Sunday, May 27, 2007

Happy, Grumpy, Dopey, Sneezy, Bashful, and Dock!

How many seconds does it take you to figure out which one of the seven dwarfs is missing? I stole him and took him to my lab (that's your only clue!!) to join the rats. He fits right in...

It's Sleepy!! (ah, haha I crack myself up!)

I'm writing this post because it's the only way I can think of to dissipate some of the guilt I felt this morning when I went into the lab (yes, on a Sunday...). You see I'm doing this experiment that requires that I keep rats awake for a few days. It's not cruel like in the "olden days" (ie. the late 80's and early 90's) when they could keep animals awake until they died. Definitely doesn't match that caliber. But I still felt a little bit of guilt because I know what it means to be tired. I've had my fair share of lost sleep too, but I choose this. My cutie pies didn't have a choice. But they are happily sleeping now, and tomorrow when I give them a big kiss and hug, they will love me again, and they can get fat on raisins and nuts until the end of their days (which might unfortunately be sooner than later) And they were tired let me tell you. And it reminded me of a story.

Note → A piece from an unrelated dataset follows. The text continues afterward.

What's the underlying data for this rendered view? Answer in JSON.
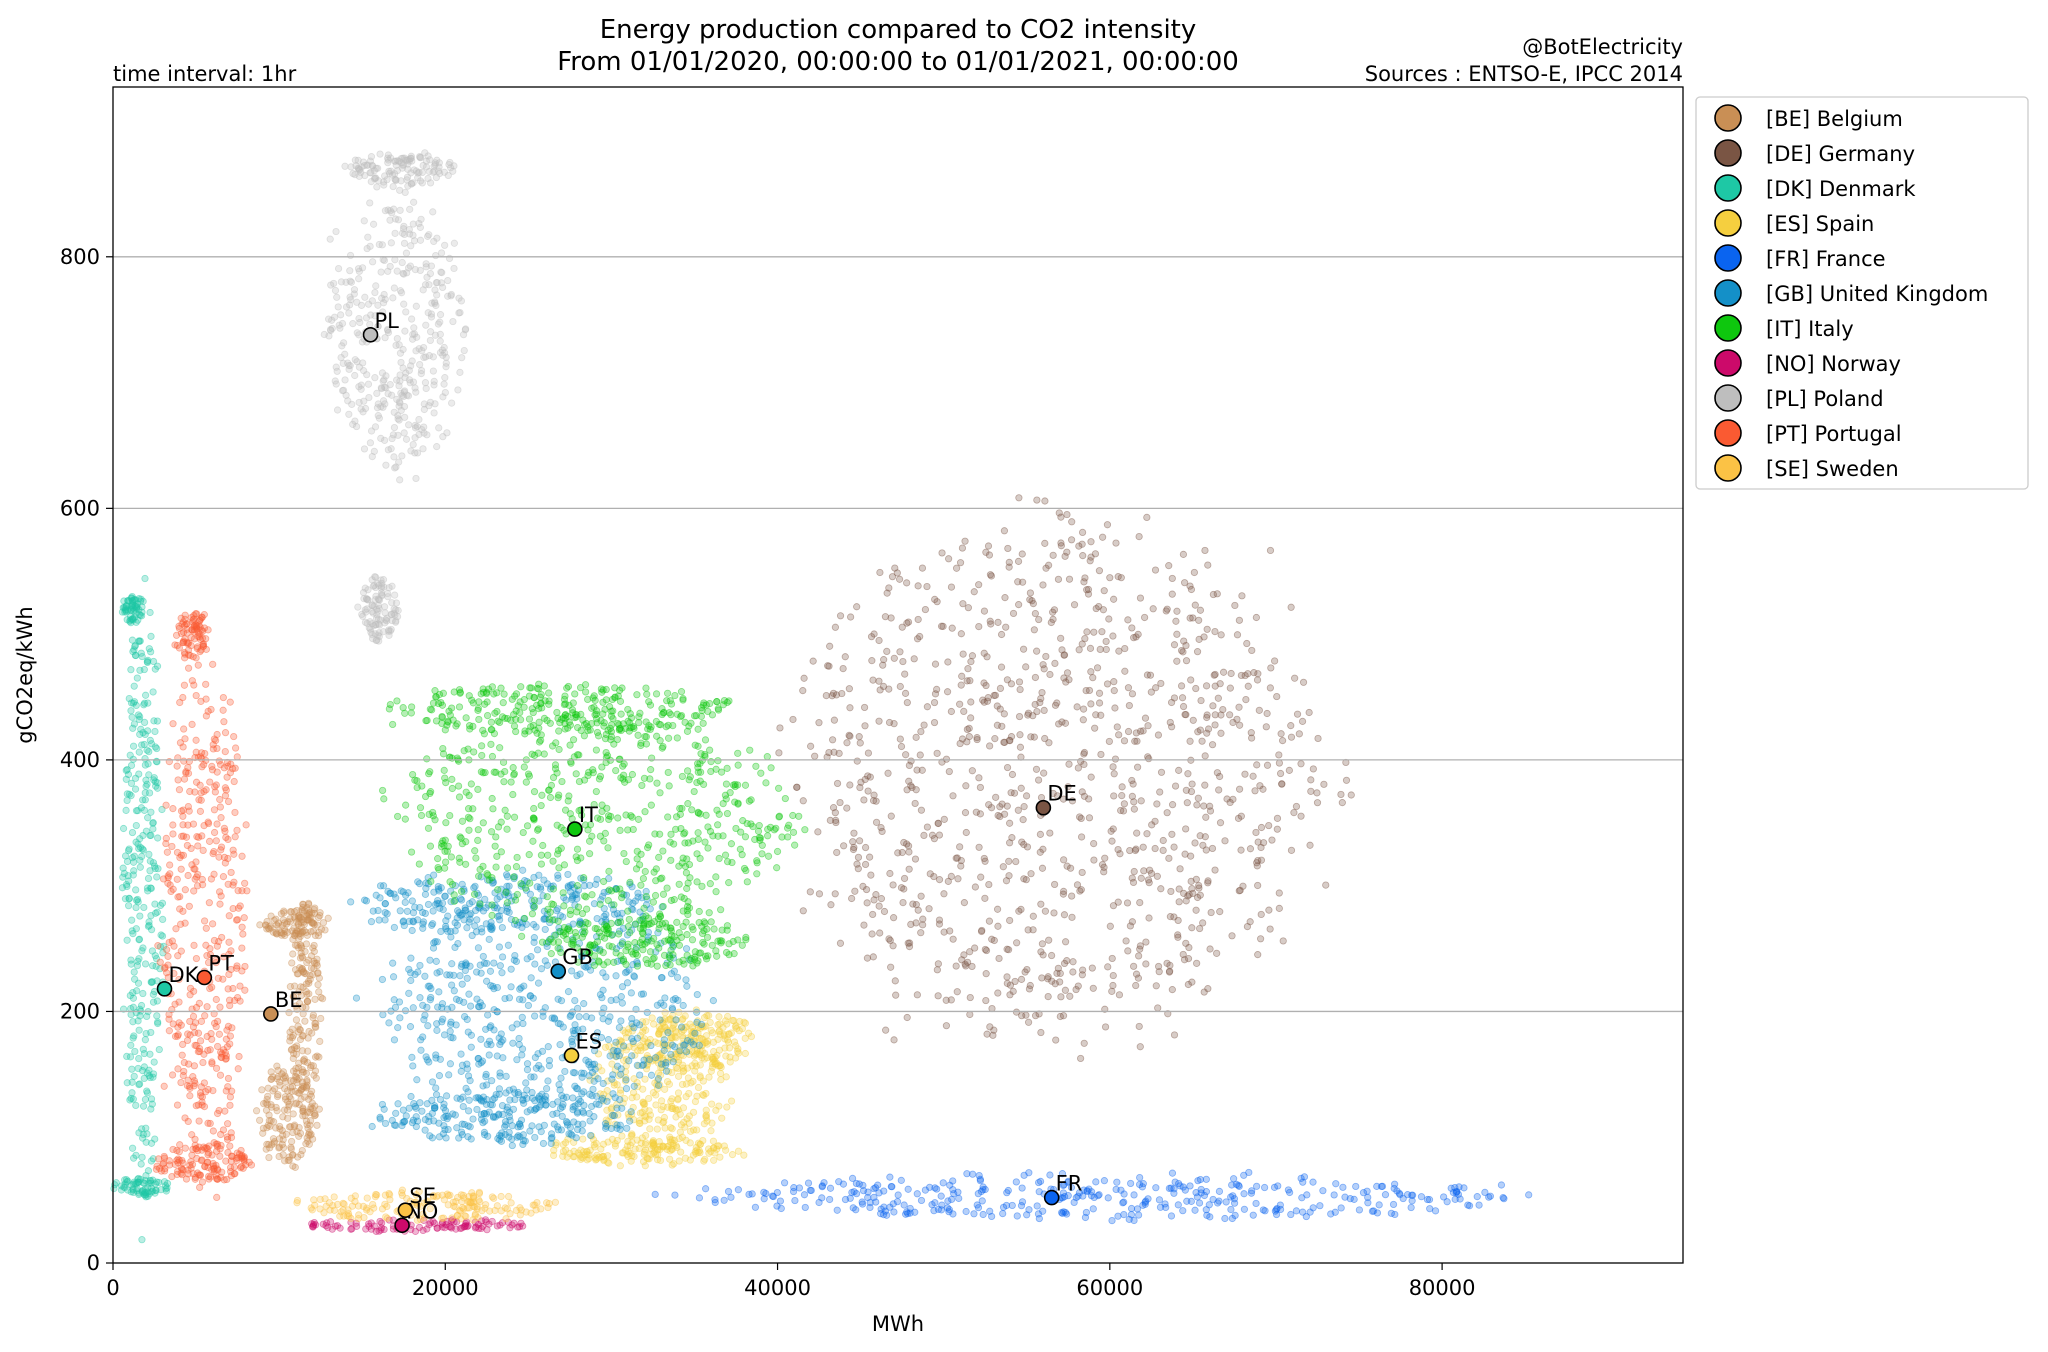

When I was younger I was always interested in sleep. I think everyone is. Or maybe it was just me being a curious kid. I studied the lost city of Atlantis too, so that might be a hint as to my nerdiness from birth. Anyways, I would read the crock-of-sh*t dream dictionaries, and read watch documentaries on sleep. It's fascinating because we all do it, and there are still soo many sleep mysteries. Even to this day. And before I grew up and discovered the messed up properties of my own sleep, I was merely curious as to why Mama Dukes "made me" do it. I thought for sure it was just a ploy to get us out of her hair, and once my head hit the pillow, I was sure that's when all the excitement began.

So one night I'm hanging out with my mom's friend's son. His name is Josh, and he's over for a visit with his mom. He's spending the night. Jen and I were still sharing a room at this point, so I was pretty young. We had bunk beds and our bedroom window looked out onto the ground because we were in a first floor apartment. That night Josh and I decided to be rebellious and not sleep. We decided early on in the night. Before it got dark, and our eyelids got heavy. But we promised each other, so there was no backing down.

We pretended to sleep until the parents went to bed and then we got out the flashlight we had hid away earlier, and got busy. We made a make-shift stage out of books and such, and played with Alivin-and-the-chipmunks action figures I think we got from McDonalds or something. We might have wasted an hour. And that's when it started. The overwhelming tired feeling. When your eyes start to burn, and your eyelids droop a little lower. It actually becomes difficult to concentrate on anything other than sleeping. It's like your whole body needs to rest now, and there is nothing you can do to stop it. So we both felt it coming. We talked about it, and decided that if one of us closed our eyes for even one second too long, that the other one would poke them to wake up. We did this for what seemed like a lifetime. We turned the bedroom light on. We didn't care at this point that if our mothers were to wake up to use the washroom, we would surely get scolded. The light helped, for a while.

I remember talking for a long time. I think we must have spent the majority of the night describing how tired we were, and how awesome it was that we were pulling an all-nighter. We did it too. We looked out the window and saw the first bit of sunlight start to peek above the horizon, and we decided that was enough. We had done it! We stayed up all night!! It was probably only 5am, but it didn't matter. The sun was out, so it counted. So we were excited but disappointed. The last thing we talked about before falling asleep was how little happened during the night. Everyone was just sleeping the whole time!

Since then I have pulled several all-nighters, but it's never been that exciting ever again. Now it's to finish assignments or prepare work. Sometimes you just stay up talking with roommates or friends soo long you hardly notice the time passing and the sun coming up. But it never lasts long. Never more than 48 hours. It kills your brain too fast.

If I don't sleep enough now, my body steals it. I will continue writing or talking, but I'll definitely be asleep. Never for long, but just long enough to keep me going. My sentence is usually spoken or written incoherently, and when I wake up in the middle of it, I realize I just sounded ridiculous. There's no way to cover it up either. I just get embarrassed and admit it. Oh sorry...I was sleeping....

If anyone is interested...I'm looking for human volunteers for my own personal at-home experiment. It might involve sleep-deprivation as a method of interrogation...I'm not sure :)

2 Comments:

Blogger Unknown said...

I just want to know how you keep the rats awake?

8:20 AM  
Blogger Unknown said...

I had my staying awake fun when I tried to stay up for 72 hours and document my progress.

My realization was that none of my mental functions for short term actions decreased, it was only a problem when I tried to perform a task that required a longer attention span.